L’article 1er, alinéa 1er, de la loi du 21 novembre 1989 définit la notion de « véhicule automoteur » comme suit :

« les véhicules destinés à circuler sur le sol et qui peuvent être actionnés par une force mécanique sans être liés à une voie ferrée ; tout ce qui est attelé au véhicule est considéré comme en faisant partie ».

Lorsqu’un véhicule est considéré comme un véhicule automoteur, son propriétaire est en principe tenu de contracter une assurance de la responsabilité civile lorsque le véhicule circule sur la voie publique et sur les terrains ouverts au public ou les terrains non publics, mais ouverts à un certain nombre de personnes ayant le droit de les fréquenter (article 2 de la loi du 21 novembre 1989).

Cette assurance obligatoire entend notamment garantir la réparation du dommage subi par les victimes d’un accident de roulage et leurs ayants droit.

L’article 43 de la loi du 2 mai 2019 a inséré un article 2bis dans la loi du 21 novembre 1989 :

« Ne sont pas soumis à l’obligation d’assurance visée à l’article 2, § 1er, les véhicules automoteurs visés à l’article 1er, alinéa 1er, qui par la force mécanique ne dépassent pas 25 km/h.

Restent soumis à l’obligation d’assurance visée à l’article 2, § 1er, les cyclomoteurs de classe A tels que définis à l’article 2, 2,17, 1), de l’arrêté royal du 1er décembre 1975 portant règlement général sur la police de la circulation routière et de l’usage de la voie publique ».

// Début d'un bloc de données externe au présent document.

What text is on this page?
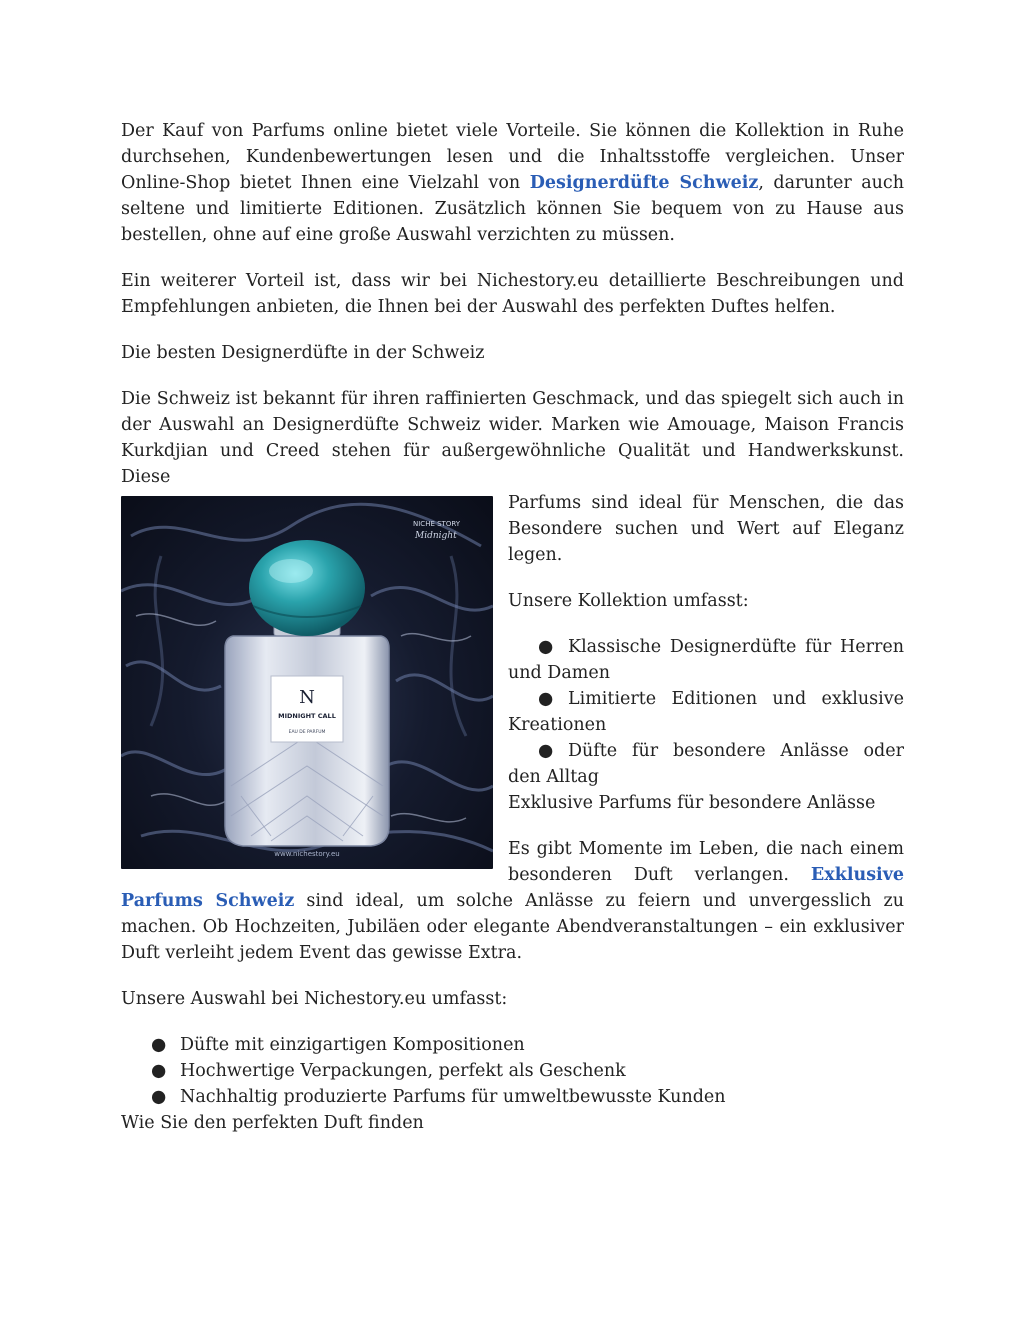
Der Kauf von Parfums online bietet viele Vorteile. Sie können die Kollektion in Ruhe durchsehen, Kundenbewertungen lesen und die Inhaltsstoffe vergleichen. Unser Online-Shop bietet Ihnen eine Vielzahl von Designerdüfte Schweiz, darunter auch seltene und limitierte Editionen. Zusätzlich können Sie bequem von zu Hause aus bestellen, ohne auf eine große Auswahl verzichten zu müssen.

Ein weiterer Vorteil ist, dass wir bei Nichestory.eu detaillierte Beschreibungen und Empfehlungen anbieten, die Ihnen bei der Auswahl des perfekten Duftes helfen.

Die besten Designerdüfte in der Schweiz

Die Schweiz ist bekannt für ihren raffinierten Geschmack, und das spiegelt sich auch in der Auswahl an Designerdüfte Schweiz wider. Marken wie Amouage, Maison Francis Kurkdjian und Creed stehen für außergewöhnliche Qualität und Handwerkskunst. Diese

NICHE STORY
Midnight
N
MIDNIGHT CALL
EAU DE PARFUM
www.nichestory.eu

Parfums sind ideal für Menschen, die das Besondere suchen und Wert auf Eleganz legen.

Unsere Kollektion umfasst:

● Klassische Designerdüfte für Herren und Damen
● Limitierte Editionen und exklusive Kreationen
● Düfte für besondere Anlässe oder den Alltag

Exklusive Parfums für besondere Anlässe

Es gibt Momente im Leben, die nach einem besonderen Duft verlangen. Exklusive Parfums Schweiz sind ideal, um solche Anlässe zu feiern und unvergesslich zu machen. Ob Hochzeiten, Jubiläen oder elegante Abendveranstaltungen – ein exklusiver Duft verleiht jedem Event das gewisse Extra.

Unsere Auswahl bei Nichestory.eu umfasst:

● Düfte mit einzigartigen Kompositionen
● Hochwertige Verpackungen, perfekt als Geschenk
● Nachhaltig produzierte Parfums für umweltbewusste Kunden

Wie Sie den perfekten Duft finden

Selon les travaux préparatoires, l’exonération de l’obligation d’assurance s’inscrit dans le cadre de la possibilité, offerte par l’article 5 de la directive 2009/103/CE du Parlement européen et du Conseil du 16 septembre 2009 « concernant l’assurance de la responsabilité civile résultant de la circulation de véhicules automoteurs et le contrôle de l’obligation d’assurer cette responsabilité », d’exclure les bicyclettes électriques ou d’autres nouveaux véhicules automoteurs électriques de l’assurance obligatoire de la responsabilité civile automobile.

L’objectif de article 43 de la loi du 2 mai 2019 qui a inséré un article 2bis était d’adapter l’obligation d’assurance à la commercialisation récente de nouveaux véhicules automoteurs électriques dans la mesure où l’interprétation stricte de la définition à l’article 1er de la loi RC auto, en particulier l’aspect concernant la capacité à rouler de manière autonome, mène :

  1. à ce que certains vélos électriques, les engins de déplacement motorisés et les chaises roulantes électriques relèveraient en général de l’obligation d’assurance et ;
  2. à ce que leurs utilisateurs tomberaient hors du champ d’application du système d’indemnisation légale automatique de l’article 29bis loi RC auto (usagers faibles) » (Doc. parl., Chambre, 2018-2019, DOC 54-3570/001, p. 33).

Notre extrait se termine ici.